The analysis steps are appropriate for the data and research question. The group used a thorough and careful approach to select the final model; the approach is clearly described in the report. The model selection process was reasonable, and addressed any violations in model conditions were discussed and/or fixed. The model conditions and diagnostics are thoroughly and accurately assessed for their model. If violations of model conditions are still present, there was a reasonable attempt to address the violations based on the course content.

Results

This is where you will output the final model with any relevant model fit statistics.
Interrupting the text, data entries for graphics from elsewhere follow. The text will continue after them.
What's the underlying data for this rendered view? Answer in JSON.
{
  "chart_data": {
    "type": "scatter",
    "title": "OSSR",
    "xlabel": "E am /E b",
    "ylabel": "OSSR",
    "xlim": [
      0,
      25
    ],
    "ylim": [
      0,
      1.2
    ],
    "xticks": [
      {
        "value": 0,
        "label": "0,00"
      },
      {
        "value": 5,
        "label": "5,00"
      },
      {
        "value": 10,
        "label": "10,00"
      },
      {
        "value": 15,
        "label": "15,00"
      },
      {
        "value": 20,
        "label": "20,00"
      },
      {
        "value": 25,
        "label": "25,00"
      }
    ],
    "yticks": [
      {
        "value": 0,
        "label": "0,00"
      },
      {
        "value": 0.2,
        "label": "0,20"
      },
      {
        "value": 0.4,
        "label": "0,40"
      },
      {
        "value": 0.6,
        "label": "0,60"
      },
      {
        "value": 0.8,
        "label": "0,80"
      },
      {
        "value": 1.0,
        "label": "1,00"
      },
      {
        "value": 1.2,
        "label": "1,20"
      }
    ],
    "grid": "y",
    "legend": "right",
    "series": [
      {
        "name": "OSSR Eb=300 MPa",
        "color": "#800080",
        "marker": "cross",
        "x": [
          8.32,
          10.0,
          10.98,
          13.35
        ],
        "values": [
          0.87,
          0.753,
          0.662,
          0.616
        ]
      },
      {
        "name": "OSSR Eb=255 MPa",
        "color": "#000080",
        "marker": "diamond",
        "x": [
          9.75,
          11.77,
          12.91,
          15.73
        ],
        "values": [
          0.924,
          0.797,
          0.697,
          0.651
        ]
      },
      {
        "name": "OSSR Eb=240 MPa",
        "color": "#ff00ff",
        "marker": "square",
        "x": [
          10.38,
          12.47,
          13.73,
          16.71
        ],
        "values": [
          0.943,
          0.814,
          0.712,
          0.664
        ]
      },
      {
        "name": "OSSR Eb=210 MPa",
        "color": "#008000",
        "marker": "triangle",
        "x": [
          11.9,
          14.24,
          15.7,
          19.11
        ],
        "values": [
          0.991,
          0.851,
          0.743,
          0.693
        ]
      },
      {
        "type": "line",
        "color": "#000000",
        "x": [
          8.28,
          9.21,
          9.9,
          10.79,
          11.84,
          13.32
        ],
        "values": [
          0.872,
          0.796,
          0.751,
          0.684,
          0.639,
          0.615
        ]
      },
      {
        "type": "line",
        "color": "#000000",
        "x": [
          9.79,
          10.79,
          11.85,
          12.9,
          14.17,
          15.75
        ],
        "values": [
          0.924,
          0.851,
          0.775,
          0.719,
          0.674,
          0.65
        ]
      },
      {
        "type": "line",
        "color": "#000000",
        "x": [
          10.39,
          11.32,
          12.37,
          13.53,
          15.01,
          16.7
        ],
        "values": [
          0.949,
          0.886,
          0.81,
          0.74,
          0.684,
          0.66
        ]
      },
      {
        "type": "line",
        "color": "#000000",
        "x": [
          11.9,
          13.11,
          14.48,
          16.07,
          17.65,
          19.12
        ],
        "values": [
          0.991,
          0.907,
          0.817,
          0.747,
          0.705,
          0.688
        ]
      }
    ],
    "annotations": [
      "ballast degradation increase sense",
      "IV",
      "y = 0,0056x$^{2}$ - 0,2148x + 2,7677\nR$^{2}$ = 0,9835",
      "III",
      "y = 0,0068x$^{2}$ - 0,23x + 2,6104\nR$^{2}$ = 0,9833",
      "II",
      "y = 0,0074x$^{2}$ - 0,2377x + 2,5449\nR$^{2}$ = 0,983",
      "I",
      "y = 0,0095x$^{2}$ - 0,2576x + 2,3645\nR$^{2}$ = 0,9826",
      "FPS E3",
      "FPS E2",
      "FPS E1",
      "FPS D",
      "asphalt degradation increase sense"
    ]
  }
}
Describe the key results from the model. The goal is not to interpret every single variable in the model but rather to show that you are proficient in using the model output to address the research questions, using the interpretations to support your conclusions. Focus on the variables that help you answer the research question and that provide relevant context for the reader.

Grading criteria

The model fit is clearly assessed, and interesting findings from the model are clearly described. Interpretations of model coefficients are used to support the key findings and conclusions, rather than merely listing the interpretation of every model coefficient. If the primary modeling objective is prediction, the model’s predictive power is thoroughly assessed.

Discussion

In this section you’ll include a summary of what you have learned about your research question along with statistical arguments supporting your conclusions. In addition, discuss the limitations of your analysis and provide suggestions on ways the analysis could be improved. Any potential issues pertaining to the reliability and validity of your data and appropriateness of the statistical analysis should also be discussed here. Lastly, this section will include ideas for future work.

Grading criteria

Overall conclusions from analysis are clearly described, and the model results are put into the larger context of the subject matter and original research question. There is thoughtful consideration of potential limitations of the data and/or analysis, and ideas for future work are clearly described.

Organization + formatting

This is an assessment of the overall presentation and formatting of the written report.

Grading criteria

The report neatly written and organized with clear section headers and appropriately sized figures with informative labels. Numerical results are displayed with a reasonable number of digits, and all visualizations are neatly formatted. All citations and links are properly formatted. If there is an appendix, it is reasonably organized and easy for the reader to find relevant information. All code, warnings, and messages are suppressed. The main body of the written report (not including the appendix) is no longer than 10 pages.